Introduction to Support and Development Volume

Quick Summary: Take into consideration “later” activities “earlier” in the process.

Abstract:

In the excitement to launch a new company or new product or service, it is easy, and even natural, to focus on its probable, or almost guaranteed, future success.  It is easy to focus on the “good path” in which everything falls in place as planned.  Unfortunately, experience has shown that the “good path” represents roughly ten percent of the effort.  Exception handling and process variation realities take up the remaining ninety percent of the effort.  By considering those “later” items “earlier”, significant improvements will occur that will greatly increase the likelihood of success.

Grouping Support, Development, Quality, and Process articles in the same volume may appear to be illogical.  However, when one steps back and thinks about support issues that customers require, many of their root causes can be traced back to the development of the product or service, quality, or process implementation.  As the old saying goes: “Hindsight is 20/20”.  As customer issues arise, common observations are: “We should have known” or “We should have done more research”.

“Development”, as used in this volume, consists of far more considerations than the activities of the engineers or designers that are focusing on the creation of the product or service.  It encompasses many issues that should be considered long before the first developer begins their efforts of designing hardware or writing code.  It needs to start with “What should we develop?” and even “Why should we develop it?”.

Similar to Development, Customer Service activities need to start long before the first customer needs any service.  In fact, customer service considerations need to be taken into account early in the process, similar to the timing mentioned above about Development.

Unfortunately, in most organizations, especially well-established organizations, both Development and Customer Service departments become involved after requirements documents (for Development) and actual product availability (for Customer Service) have been finalized.  Invariably, items and considerations will have slipped through the crack.  Often, it is “too late” for corrective action.

For startups, the lack of involvement is often due to the perceived need to “get to the market” as fast as possible.  The perceived need may be based on the quest for first mover advantage or to impress potential investors.  It may also be based on the new, trendy introduction of the “Minimum Viable Product” approach.  There is no question that all of these motives can be valid and provide meaningful results. However, without at least thinking about the long-term impacts of both Development and Customer Service, the decisions made early-on may result in the selection of paths that will be hard to reverse later.

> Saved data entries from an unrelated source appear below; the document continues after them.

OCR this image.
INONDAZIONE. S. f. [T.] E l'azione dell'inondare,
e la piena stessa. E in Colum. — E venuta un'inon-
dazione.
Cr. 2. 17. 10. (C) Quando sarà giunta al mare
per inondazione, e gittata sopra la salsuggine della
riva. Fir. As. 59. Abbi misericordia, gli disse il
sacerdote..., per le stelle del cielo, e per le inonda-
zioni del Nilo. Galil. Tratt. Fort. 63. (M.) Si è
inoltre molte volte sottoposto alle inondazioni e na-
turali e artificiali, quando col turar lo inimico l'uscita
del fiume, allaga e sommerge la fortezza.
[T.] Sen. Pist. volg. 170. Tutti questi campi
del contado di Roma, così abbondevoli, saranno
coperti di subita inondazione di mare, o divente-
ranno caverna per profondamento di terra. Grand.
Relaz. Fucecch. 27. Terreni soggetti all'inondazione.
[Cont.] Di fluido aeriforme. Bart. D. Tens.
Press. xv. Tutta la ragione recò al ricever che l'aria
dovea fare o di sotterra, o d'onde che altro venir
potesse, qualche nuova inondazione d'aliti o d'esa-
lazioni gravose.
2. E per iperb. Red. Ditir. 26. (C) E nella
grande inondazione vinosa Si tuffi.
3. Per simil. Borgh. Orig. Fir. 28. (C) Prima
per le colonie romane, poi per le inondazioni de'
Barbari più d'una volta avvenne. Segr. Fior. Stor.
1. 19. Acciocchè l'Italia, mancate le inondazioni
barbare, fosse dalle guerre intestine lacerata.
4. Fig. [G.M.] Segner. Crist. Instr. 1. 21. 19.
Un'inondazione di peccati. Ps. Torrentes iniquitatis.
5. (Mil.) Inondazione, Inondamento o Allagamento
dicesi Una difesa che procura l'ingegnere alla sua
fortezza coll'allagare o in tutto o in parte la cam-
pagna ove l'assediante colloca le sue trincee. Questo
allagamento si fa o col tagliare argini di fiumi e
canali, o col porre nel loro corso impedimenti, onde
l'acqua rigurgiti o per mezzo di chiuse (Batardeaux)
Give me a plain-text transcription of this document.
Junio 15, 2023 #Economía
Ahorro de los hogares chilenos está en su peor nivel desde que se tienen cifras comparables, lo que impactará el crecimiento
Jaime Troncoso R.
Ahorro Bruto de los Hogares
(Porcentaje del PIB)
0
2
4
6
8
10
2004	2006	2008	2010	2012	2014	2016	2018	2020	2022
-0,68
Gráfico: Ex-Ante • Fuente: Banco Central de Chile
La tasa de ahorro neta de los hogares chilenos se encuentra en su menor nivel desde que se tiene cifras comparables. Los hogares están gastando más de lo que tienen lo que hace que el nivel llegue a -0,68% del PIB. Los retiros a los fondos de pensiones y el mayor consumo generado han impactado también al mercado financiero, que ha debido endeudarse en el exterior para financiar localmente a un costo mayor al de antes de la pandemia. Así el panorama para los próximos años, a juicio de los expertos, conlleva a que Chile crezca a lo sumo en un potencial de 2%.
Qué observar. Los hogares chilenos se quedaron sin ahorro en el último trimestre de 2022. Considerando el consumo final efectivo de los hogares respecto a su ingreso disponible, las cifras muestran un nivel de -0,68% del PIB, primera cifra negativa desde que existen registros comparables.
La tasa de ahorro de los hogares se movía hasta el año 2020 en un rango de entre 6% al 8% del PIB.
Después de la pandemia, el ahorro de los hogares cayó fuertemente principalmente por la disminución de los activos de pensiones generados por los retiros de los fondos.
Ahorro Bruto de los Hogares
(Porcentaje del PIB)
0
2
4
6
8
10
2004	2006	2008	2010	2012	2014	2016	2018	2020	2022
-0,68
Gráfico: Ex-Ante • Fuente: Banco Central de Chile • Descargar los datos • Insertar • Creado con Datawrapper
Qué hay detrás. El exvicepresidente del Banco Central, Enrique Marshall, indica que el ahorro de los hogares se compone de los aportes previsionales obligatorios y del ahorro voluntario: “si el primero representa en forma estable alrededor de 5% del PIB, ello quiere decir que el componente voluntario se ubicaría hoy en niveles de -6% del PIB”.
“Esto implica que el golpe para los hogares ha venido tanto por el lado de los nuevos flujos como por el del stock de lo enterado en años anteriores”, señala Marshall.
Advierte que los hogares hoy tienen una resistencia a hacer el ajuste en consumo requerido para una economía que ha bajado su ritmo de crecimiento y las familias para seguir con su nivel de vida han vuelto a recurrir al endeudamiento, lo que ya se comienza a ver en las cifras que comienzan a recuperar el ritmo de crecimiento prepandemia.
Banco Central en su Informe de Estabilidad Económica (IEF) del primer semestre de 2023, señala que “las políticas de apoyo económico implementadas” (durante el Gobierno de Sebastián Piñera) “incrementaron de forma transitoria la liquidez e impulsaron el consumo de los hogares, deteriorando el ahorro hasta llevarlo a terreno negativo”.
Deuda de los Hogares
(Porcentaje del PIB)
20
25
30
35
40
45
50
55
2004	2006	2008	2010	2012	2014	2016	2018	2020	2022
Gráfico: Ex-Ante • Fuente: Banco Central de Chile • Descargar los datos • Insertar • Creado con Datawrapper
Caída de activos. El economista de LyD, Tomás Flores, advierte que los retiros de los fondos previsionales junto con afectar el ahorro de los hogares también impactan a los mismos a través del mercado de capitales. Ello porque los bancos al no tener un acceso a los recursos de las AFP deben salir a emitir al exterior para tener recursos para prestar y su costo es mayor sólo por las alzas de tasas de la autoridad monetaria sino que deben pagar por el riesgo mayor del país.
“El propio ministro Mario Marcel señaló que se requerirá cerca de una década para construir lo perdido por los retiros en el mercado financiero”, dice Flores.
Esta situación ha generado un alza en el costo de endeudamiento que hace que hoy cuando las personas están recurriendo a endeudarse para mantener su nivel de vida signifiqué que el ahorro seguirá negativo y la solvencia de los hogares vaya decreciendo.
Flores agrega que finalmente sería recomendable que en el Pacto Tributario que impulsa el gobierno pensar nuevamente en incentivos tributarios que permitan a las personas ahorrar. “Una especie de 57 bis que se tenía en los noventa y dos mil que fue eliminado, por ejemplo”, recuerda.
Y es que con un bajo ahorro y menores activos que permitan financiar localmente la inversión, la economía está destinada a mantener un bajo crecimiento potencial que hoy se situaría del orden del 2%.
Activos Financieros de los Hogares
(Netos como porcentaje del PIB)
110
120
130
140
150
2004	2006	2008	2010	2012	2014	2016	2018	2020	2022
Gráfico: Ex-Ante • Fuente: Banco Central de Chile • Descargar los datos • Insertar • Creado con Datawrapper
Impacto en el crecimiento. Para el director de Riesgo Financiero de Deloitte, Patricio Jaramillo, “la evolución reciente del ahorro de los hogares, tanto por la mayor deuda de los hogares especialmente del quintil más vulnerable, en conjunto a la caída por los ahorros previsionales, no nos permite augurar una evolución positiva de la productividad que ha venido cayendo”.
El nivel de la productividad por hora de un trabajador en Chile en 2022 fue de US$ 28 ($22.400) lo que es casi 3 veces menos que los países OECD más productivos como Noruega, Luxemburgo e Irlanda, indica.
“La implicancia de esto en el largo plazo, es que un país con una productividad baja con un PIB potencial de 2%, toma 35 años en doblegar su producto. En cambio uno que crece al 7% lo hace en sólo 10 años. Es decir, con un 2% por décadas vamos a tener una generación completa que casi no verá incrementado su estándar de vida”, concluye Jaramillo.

There are, of course, many other elements within every company that fall into the Development and Support category.  Human Capital (employee support and development), Marketing (sales support and prospect development), and Partner development and support, are some of those areas.  Although they could have been placed in this volume, their inclusion in other volumes in this collection was deemed to be more appropriate.

Following the same inadvertent lack of forethought, Quality and Process implementation, often are addressed later, after-the-fact.  During the initial stages of envisioning a product or service, it is natural to think of all four categories, Development, Customer Service, Quality, and Process Implementation as important subjects that need to be addressed “later”, after the high-level plans are solidified.  The reality is that these four categories can be thought of as the four pillars that will hold up the structure on which the company can stand to see their vision.  Unfortunately, in many cases, “later” is “too late”.